I’m a victim of emotional abuse. It’s so real and painful and scares you for life. Anyone that hasn’t been through it will never understand the damage it does to your soul. http://matijaturkaljabusexperience.blogspot.com
I agree with most of what you said.
1. Responsible for your partners anger. Frustration is anger and it is about getting what you think you are entitled to. Frustration is Anger.
2. Victim is responsible for the Abusers happiness but the Abuser is NOT responsible for their victims happiness.
3. The victim needs help. In counseling they are there to correct the victim. Use counseling as a resource to show the victim they are the problem.
Well written article. However on the second last line you wrote ‘if the abuse is only emotional’ .
If the abuse was emotional it was emotional. The inclusion of the word only can diminish the effect of emotional abuse.
I was in two mentally/emotionally abusive relationships. One was a year & a half in High School – my first boyfriend ever. The second just ended last year after three years together. These points are all right on. Even though my guys never got physical, they used all three of these lies on me. One also brought my family into it, blaming everything on my mom and my close relationship with her. She had been the first one to call him out as potentially abusive. I finally got up the nerve to leave the guy in HS when I first… Read more »
I think the key is to become more aware of your own co dependent behaviour and start addressing that. Once you work on overcoming the people pleasing syndrome, I think these people will no longer find you on their radar. You start to step up to a more self respecting way of being and placing your Self first, rather than focussing on always pleasing everyone else first. Then healthier relationships will find you. At least, that is my theory. I’m only just starting to date again, and very cautiously at that.

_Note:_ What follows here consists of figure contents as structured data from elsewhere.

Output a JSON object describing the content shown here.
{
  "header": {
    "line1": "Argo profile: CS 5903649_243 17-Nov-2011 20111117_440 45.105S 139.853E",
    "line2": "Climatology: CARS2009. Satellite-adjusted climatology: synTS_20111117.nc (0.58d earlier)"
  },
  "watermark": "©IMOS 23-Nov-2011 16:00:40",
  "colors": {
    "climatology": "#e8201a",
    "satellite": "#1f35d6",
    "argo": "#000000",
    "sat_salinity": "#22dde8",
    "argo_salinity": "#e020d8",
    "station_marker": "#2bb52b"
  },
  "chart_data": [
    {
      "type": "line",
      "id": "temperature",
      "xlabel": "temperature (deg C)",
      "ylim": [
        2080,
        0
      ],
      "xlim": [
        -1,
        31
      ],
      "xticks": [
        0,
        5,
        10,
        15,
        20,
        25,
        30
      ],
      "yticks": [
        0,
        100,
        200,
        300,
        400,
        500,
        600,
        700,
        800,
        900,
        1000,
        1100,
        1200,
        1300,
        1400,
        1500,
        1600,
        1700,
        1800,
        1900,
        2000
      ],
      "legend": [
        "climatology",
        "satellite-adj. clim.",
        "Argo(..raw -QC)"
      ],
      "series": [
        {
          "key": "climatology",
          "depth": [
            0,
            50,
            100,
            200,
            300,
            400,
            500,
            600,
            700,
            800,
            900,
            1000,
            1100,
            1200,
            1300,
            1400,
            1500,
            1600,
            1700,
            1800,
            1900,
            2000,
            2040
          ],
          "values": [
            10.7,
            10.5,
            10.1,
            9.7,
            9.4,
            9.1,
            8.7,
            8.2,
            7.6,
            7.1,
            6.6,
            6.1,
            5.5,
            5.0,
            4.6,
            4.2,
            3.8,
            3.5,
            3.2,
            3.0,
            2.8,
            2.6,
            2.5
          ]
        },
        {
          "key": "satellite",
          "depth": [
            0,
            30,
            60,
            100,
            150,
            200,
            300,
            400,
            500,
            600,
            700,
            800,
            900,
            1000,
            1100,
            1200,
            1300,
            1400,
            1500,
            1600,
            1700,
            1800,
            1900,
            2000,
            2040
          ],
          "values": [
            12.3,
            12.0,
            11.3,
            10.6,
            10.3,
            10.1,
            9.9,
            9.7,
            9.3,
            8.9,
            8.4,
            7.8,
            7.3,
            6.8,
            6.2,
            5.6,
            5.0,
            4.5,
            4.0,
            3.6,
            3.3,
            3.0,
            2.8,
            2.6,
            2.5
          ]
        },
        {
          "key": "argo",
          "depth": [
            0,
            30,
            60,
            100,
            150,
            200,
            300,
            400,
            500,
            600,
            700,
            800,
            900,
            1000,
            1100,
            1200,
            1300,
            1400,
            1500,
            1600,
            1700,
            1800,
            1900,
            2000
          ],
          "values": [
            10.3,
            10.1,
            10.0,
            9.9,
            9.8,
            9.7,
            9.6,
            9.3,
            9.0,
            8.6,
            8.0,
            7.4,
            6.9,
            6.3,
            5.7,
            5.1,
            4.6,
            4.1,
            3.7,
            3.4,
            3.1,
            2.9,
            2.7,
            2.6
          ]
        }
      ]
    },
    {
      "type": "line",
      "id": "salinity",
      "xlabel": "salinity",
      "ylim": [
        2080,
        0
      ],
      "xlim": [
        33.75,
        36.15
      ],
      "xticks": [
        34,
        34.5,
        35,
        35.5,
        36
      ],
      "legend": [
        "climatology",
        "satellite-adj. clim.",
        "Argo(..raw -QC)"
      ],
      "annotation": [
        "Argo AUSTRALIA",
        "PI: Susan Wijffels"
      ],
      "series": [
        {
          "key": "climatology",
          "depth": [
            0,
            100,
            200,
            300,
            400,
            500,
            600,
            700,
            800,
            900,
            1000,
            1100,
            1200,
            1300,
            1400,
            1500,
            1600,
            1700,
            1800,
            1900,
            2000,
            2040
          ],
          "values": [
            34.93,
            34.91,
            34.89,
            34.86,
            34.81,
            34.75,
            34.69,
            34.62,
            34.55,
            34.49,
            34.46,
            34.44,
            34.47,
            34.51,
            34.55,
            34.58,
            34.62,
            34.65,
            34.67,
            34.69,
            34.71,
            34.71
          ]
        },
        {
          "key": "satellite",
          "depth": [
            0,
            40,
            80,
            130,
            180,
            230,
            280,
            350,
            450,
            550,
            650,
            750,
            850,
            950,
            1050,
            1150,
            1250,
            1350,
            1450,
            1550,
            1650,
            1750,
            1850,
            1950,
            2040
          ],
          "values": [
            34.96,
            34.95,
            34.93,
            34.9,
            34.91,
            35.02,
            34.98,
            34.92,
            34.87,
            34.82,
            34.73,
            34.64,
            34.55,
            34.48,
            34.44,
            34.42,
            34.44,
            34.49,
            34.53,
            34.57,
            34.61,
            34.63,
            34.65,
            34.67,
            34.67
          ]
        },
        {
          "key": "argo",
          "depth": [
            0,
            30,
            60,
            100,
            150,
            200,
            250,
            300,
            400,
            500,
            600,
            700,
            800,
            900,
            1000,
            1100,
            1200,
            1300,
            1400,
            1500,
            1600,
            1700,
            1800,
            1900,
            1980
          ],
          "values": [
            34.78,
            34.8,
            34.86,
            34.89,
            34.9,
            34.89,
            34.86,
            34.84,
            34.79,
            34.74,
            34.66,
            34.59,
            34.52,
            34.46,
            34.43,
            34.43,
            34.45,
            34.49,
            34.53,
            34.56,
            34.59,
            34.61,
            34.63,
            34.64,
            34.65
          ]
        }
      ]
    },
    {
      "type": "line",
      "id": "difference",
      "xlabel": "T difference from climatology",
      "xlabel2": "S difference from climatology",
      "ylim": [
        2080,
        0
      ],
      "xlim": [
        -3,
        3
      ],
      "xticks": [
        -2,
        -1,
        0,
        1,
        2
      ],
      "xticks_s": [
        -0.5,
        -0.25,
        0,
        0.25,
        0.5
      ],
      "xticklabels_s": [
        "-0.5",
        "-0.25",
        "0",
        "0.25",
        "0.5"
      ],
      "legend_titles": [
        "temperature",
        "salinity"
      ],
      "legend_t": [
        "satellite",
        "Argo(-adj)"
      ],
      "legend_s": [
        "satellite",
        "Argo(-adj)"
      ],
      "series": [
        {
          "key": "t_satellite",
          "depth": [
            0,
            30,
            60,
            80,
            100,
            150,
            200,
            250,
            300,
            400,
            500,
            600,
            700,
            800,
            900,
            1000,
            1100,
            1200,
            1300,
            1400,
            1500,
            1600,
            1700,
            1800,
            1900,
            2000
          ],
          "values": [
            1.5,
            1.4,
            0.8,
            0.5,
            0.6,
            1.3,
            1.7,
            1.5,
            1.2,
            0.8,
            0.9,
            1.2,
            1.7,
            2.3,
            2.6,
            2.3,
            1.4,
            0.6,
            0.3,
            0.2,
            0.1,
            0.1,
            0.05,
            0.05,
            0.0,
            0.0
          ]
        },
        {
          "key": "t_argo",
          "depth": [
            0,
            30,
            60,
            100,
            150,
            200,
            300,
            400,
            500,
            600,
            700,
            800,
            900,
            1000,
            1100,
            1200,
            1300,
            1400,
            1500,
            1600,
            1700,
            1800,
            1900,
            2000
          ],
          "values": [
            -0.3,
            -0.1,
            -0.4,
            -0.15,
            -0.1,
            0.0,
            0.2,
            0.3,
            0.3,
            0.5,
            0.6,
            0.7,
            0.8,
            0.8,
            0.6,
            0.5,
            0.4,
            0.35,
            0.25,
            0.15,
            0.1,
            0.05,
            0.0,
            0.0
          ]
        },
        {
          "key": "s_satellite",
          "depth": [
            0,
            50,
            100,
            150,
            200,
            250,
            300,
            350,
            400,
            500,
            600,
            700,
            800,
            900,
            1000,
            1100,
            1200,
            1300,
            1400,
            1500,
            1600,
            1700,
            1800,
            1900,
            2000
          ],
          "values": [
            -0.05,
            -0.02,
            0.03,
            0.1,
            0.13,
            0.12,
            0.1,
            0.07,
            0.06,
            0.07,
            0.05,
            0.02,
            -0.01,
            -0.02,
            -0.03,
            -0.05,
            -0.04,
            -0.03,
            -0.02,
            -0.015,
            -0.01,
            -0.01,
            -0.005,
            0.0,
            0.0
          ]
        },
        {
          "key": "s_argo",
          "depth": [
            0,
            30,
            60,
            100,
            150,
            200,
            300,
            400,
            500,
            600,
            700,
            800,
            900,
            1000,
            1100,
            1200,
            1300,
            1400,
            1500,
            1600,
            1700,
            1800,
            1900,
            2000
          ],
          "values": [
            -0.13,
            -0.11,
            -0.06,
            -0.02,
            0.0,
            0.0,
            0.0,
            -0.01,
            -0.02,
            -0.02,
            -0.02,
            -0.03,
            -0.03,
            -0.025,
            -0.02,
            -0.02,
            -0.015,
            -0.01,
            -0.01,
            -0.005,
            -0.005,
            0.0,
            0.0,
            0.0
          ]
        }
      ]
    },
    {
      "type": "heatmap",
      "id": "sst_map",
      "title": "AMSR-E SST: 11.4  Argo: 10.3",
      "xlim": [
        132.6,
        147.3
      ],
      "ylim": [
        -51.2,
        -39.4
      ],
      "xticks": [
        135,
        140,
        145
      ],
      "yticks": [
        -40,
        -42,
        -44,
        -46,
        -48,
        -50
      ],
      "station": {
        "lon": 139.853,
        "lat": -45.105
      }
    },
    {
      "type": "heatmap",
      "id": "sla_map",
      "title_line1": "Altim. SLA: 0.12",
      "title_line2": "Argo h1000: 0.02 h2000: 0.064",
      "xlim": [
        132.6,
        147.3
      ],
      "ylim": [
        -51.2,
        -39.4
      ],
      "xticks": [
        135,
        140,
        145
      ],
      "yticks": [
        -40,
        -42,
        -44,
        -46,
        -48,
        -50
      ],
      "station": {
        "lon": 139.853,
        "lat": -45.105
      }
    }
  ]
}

Thanks for speaking out on emotional abuse. It’s over looked all too often http://matijaturkaljabusexperience.blogspot.com
I was in a relationship like this for over three years, and it took my sister telling me constantly that I needed to leave him for me to even begin to see what was going on. I hated her too for it but thank god she kept on me, separation from him and a strong friend and family system is what finally got me out of it. What saddens me now, is my best friend is in this situation and is horribly deep in it. His spouse is using their children to manipulate him, turning them against him, and he… Read more »
Wowzers. Well this just hit the nail on the head…
#1: Yes,…this is the crux of it….I have felt so guilty for so long…and so self-blaming….it took me a long time to realize that the fault did not lie with me….so infuriating how an abuser turns the blame on someone else….An abuser never assumes blame for anything or apologizes….Zero contact is the healthiest solution….an abuser always twists things around and makes the target person so confused….
I could not agree more with almost everything you’ve said. And verbal abuse can be just a psychologically scarring because no one “sees” the scars. And if the abuser is charming, even the counselor can get drawn in. Agreed with reply by Leia above ^^ that zero contact (or only written contact if the person is a former spouse with custody rights/children).